A mon avenir à écrire

Désormais, je peux m’adresser à mon avenir avec plus de tranquillité, malgré les épisodes extrêmes qui ont ponctué ma vie ces derniers mois. Je veux retrouver la liberté de m’abstenir de consommer des substances, apprendre à désamorcer le craving, et m’engager dans une activité professionnelle (pourquoi pas la psychothérapie ?) qui auront un effet stabilisateur, du moins je l’espère. Ou alors il me faut intégrer mon instabilité comme condition existentielle, comme sens de ma vie, et la canalisée vers la production créative d’œuvres psychiques. Je sais que la route, malgré les accidents qui peuvent l’interrompre de manière subite et absurde, est encore longue. Je suis en paix avec l’angoisse de mort, mais pas avec l’angoisse de vie.

Ainsi je vis sur le mode de la vague, qui se forme au lointain de la plage, houleuse comme une trace des tempêtes de l’inconscient qui agissent derrière l’horizon, et qui déferle sur moi dans un va-et-vient perpétuel de création et de destruction. J’ai découvert dans l’une de mes nombreuses lectures, que tout ce qui est passé est sécurisé, car impossible à changer. Tout ce qui est bon, mauvais, jugé bon ou mauvais, demeure passé pour l’éternité. Et l’avenir dépend de ce passé sécurisé, mis dans le coffre fort de l’éternité. Ce qui importe, c’est le présent en tant que perspective d’avenir. En la matière, j’ai encore beaucoup de choses à faire, à accomplir, à réaliser. Je reste jeune au regard de mes parents, mais vieux au regard des plus jeunes. Je suis au milieu de ma vie, au du moins, dans un des milieux de la vie, lequel s’étend de 30 à 50 ans, si l’on tient compte de l’espérance de vie actuelle.

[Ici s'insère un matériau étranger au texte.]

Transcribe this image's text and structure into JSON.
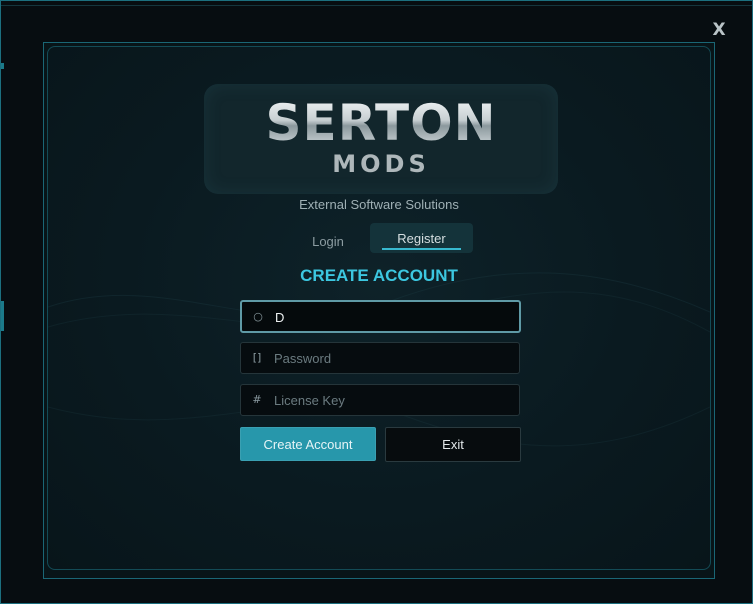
{
  "window": {
    "close_label": "X"
  },
  "logo": {
    "line1": "SERTON",
    "line2": "MODS"
  },
  "tagline": "External Software Solutions",
  "tabs": [
    {
      "label": "Login",
      "active": false
    },
    {
      "label": "Register",
      "active": true
    }
  ],
  "heading": "CREATE ACCOUNT",
  "form": {
    "username": {
      "icon": "○",
      "icon_name": "user-icon",
      "value": "D",
      "placeholder": ""
    },
    "password": {
      "icon": "[]",
      "icon_name": "lock-icon",
      "value": "",
      "placeholder": "Password"
    },
    "license": {
      "icon": "#",
      "icon_name": "key-icon",
      "value": "",
      "placeholder": "License Key"
    }
  },
  "buttons": {
    "create_label": "Create Account",
    "exit_label": "Exit"
  },
  "colors": {
    "accent": "#3cc7e0",
    "primary_button": "#2797ab",
    "background": "#0a1a20"
  }
}
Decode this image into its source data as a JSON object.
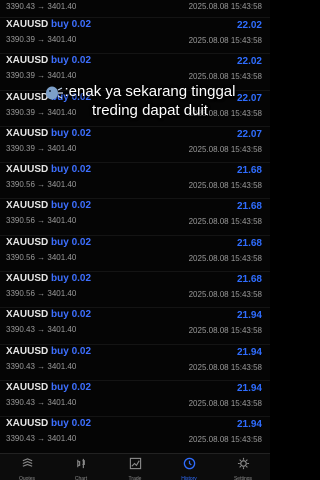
{
  "trades": [
    {
      "symbol": "",
      "side": "",
      "prices": "3390.43 → 3401.40",
      "profit": "",
      "time": "2025.08.08 15:43:58",
      "partial": true
    },
    {
      "symbol": "XAUUSD",
      "side": "buy 0.02",
      "prices": "3390.39 → 3401.40",
      "profit": "22.02",
      "time": "2025.08.08 15:43:58"
    },
    {
      "symbol": "XAUUSD",
      "side": "buy 0.02",
      "prices": "3390.39 → 3401.40",
      "profit": "22.02",
      "time": "2025.08.08 15:43:58"
    },
    {
      "symbol": "XAUUSD",
      "side": "buy 0.02",
      "prices": "3390.39 → 3401.40",
      "profit": "22.07",
      "time": "2025.08.08 15:43:58"
    },
    {
      "symbol": "XAUUSD",
      "side": "buy 0.02",
      "prices": "3390.39 → 3401.40",
      "profit": "22.07",
      "time": "2025.08.08 15:43:58"
    },
    {
      "symbol": "XAUUSD",
      "side": "buy 0.02",
      "prices": "3390.56 → 3401.40",
      "profit": "21.68",
      "time": "2025.08.08 15:43:58"
    },
    {
      "symbol": "XAUUSD",
      "side": "buy 0.02",
      "prices": "3390.56 → 3401.40",
      "profit": "21.68",
      "time": "2025.08.08 15:43:58"
    },
    {
      "symbol": "XAUUSD",
      "side": "buy 0.02",
      "prices": "3390.56 → 3401.40",
      "profit": "21.68",
      "time": "2025.08.08 15:43:58"
    },
    {
      "symbol": "XAUUSD",
      "side": "buy 0.02",
      "prices": "3390.56 → 3401.40",
      "profit": "21.68",
      "time": "2025.08.08 15:43:58"
    },
    {
      "symbol": "XAUUSD",
      "side": "buy 0.02",
      "prices": "3390.43 → 3401.40",
      "profit": "21.94",
      "time": "2025.08.08 15:43:58"
    },
    {
      "symbol": "XAUUSD",
      "side": "buy 0.02",
      "prices": "3390.43 → 3401.40",
      "profit": "21.94",
      "time": "2025.08.08 15:43:58"
    },
    {
      "symbol": "XAUUSD",
      "side": "buy 0.02",
      "prices": "3390.43 → 3401.40",
      "profit": "21.94",
      "time": "2025.08.08 15:43:58"
    },
    {
      "symbol": "XAUUSD",
      "side": "buy 0.02",
      "prices": "3390.43 → 3401.40",
      "profit": "21.94",
      "time": "2025.08.08 15:43:58"
    }
  ],
  "caption": {
    "text": ":enak ya sekarang tinggal treding dapat duit",
    "icon": "speaking-head-icon"
  },
  "nav": [
    {
      "label": "Quotes",
      "icon": "quotes-icon",
      "active": false
    },
    {
      "label": "Chart",
      "icon": "chart-icon",
      "active": false
    },
    {
      "label": "Trade",
      "icon": "trade-icon",
      "active": false
    },
    {
      "label": "History",
      "icon": "history-icon",
      "active": true
    },
    {
      "label": "Settings",
      "icon": "settings-icon",
      "active": false
    }
  ],
  "colors": {
    "accent": "#2f6dff",
    "background": "#050505",
    "text": "#e6e6e6",
    "muted": "#9a9a9a"
  }
}
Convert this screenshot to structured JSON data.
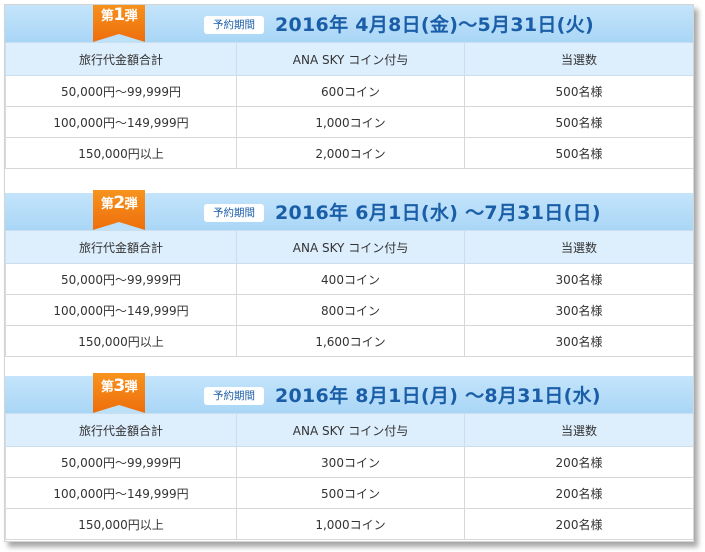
{
  "columns": [
    "旅行代金額合計",
    "ANA SKY コイン付与",
    "当選数"
  ],
  "badge_label": "予約期間",
  "sections": [
    {
      "ribbon_prefix": "第",
      "ribbon_num": "1",
      "ribbon_suffix": "弾",
      "period": "2016年 4月8日(金)〜5月31日(火)",
      "rows": [
        [
          "50,000円〜99,999円",
          "600コイン",
          "500名様"
        ],
        [
          "100,000円〜149,999円",
          "1,000コイン",
          "500名様"
        ],
        [
          "150,000円以上",
          "2,000コイン",
          "500名様"
        ]
      ]
    },
    {
      "ribbon_prefix": "第",
      "ribbon_num": "2",
      "ribbon_suffix": "弾",
      "period": "2016年 6月1日(水) 〜7月31日(日)",
      "rows": [
        [
          "50,000円〜99,999円",
          "400コイン",
          "300名様"
        ],
        [
          "100,000円〜149,999円",
          "800コイン",
          "300名様"
        ],
        [
          "150,000円以上",
          "1,600コイン",
          "300名様"
        ]
      ]
    },
    {
      "ribbon_prefix": "第",
      "ribbon_num": "3",
      "ribbon_suffix": "弾",
      "period": "2016年 8月1日(月) 〜8月31日(水)",
      "rows": [
        [
          "50,000円〜99,999円",
          "300コイン",
          "200名様"
        ],
        [
          "100,000円〜149,999円",
          "500コイン",
          "200名様"
        ],
        [
          "150,000円以上",
          "1,000コイン",
          "200名様"
        ]
      ]
    }
  ]
}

Je ne crois pas en une vie après la mort, car la mort est une nécessité évolutive, mais je crois qu’un jour la médecine saura prolonger la vie, voire nous faire rajeunir. Les enjeux éthiques d’un tel futur nous dépassent complètement. Je m’inquiète pour la planète, mais je continue, faute d’alternative politique, à mener une vie d’occidental altéré par mes expériences orientales. Ces expériences de l’orient son incomplètes, et j’aimerais retourner en Asie un jour, pour m’imprégner de ces cultures où le rapport au monde témoigne d’une histoire radicalement autre que celle de l’Europe. Je voyagerai sur le mode de l’ethnologue, en prenant mon temps, en phénoménologue de la réalité, c’est-à-dire en prenant le temps de ne pas jouer au touriste consumériste. In fine, je conçois mon avenir comme un inachèvement perpétuel, qui durera jusqu’à ma mort. Ce qui compte, c’est la projection, qui est souvent visuelle. Des images de mon moi futur me traversent, multiples, contingentes, changeantes. Je sais que cela n’a aucune valeur de prédiction, et c’est très bien comme ça.